Nelle città italiane cresce l'allarme per la chiusura record di negozi: un fenomeno che minaccia il tessuto urbano e sociale, spinto da molteplici cause e che coinvolge in particolare alcuni settori.

Il fenomeno della desertificazione urbana trova oggi nuova attualità nell'ultimo rapporto di Confcommercio, che evidenzia numeri allarmanti: negli ultimi dodici anni, oltre 140mila attività del commercio al dettaglio sono scomparse fra negozi fisici e ambulanti. La situazione appare particolarmente grave nei centri storici e nei piccoli comuni, dove il bilancio negativo delle chiusure continua a sovrastare le nuove aperture.

Questa tendenza sembra destinata a protrarsi, con la previsione di ulteriori 114mila esercizi a rischio entro il 2035: se non si porrà rimedio con efficaci strategie urbanistiche e politiche dedicate, molte aree urbane potranno trasformarsi in vere e proprie "città fantasma". Il rischio non riguarda solo la scomparsa di attività economiche, ma anche la qualità della vita dei cittadini, la sicurezza e il senso di comunità nei quartieri.

Le cause della chiusura dei negozi nelle città italiane

L'analisi di questa evoluzione mette in luce una molteplicità di fattori che hanno concorso al declino del commercio di vicinato. Al centro delle problematiche figura l'avanzata inarrestabile dell'e-commerce, il progressivo cambio nelle abitudini dei consumatori e una crescita debole della domanda interna.

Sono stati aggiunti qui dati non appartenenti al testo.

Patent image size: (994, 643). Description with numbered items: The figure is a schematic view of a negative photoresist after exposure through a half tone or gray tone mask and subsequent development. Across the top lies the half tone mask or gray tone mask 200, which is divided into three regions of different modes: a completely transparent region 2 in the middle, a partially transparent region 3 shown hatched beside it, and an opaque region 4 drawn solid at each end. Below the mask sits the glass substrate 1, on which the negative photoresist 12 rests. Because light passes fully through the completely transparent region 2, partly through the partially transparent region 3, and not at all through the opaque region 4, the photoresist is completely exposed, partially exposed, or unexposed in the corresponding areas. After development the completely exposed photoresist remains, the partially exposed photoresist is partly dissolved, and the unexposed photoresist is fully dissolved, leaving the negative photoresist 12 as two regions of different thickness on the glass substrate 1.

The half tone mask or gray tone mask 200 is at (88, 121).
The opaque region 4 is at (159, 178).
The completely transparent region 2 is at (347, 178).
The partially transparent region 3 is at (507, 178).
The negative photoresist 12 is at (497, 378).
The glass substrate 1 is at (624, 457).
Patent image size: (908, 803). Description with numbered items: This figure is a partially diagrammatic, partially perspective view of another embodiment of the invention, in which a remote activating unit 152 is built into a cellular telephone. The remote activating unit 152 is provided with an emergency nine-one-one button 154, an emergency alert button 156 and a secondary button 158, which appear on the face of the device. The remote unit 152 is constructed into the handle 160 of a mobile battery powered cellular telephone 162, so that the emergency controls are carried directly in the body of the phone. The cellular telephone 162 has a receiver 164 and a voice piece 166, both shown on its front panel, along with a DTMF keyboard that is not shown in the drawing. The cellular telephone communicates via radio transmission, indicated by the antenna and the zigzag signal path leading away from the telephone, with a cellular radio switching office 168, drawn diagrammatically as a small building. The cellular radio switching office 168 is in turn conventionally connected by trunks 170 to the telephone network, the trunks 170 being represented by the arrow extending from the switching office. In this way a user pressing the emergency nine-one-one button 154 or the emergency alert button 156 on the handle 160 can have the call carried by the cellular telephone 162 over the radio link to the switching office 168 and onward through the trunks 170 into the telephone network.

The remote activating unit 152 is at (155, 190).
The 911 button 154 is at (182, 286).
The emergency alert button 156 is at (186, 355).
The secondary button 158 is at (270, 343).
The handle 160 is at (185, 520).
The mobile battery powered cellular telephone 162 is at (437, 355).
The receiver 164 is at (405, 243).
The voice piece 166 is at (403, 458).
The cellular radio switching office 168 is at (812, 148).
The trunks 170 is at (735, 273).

  • Diffusione degli acquisti online: La rapidissima affermazione di piattaforme digitali come Amazon, Temu e Shein ha inciso profondamente sul modello di consumo. Dalla vendita di libri e giocattoli, l'assortimento online si è esteso a settori come abbigliamento, accessori e dispositivi tecnologici, sottraendo clientela ai negozi tradizionali.
  • Squilibrio tra nuove aperture e chiusure: Negli ultimi dodici anni, il numero di nuove iniziative commerciali non ha compensato le serrande abbassate. Il turnover negativo ha reso impossibile per molte realtà storiche rinnovarsi e sopravvivere, anche a causa di costi fissi sostenuti e ridotta affluenza di clienti.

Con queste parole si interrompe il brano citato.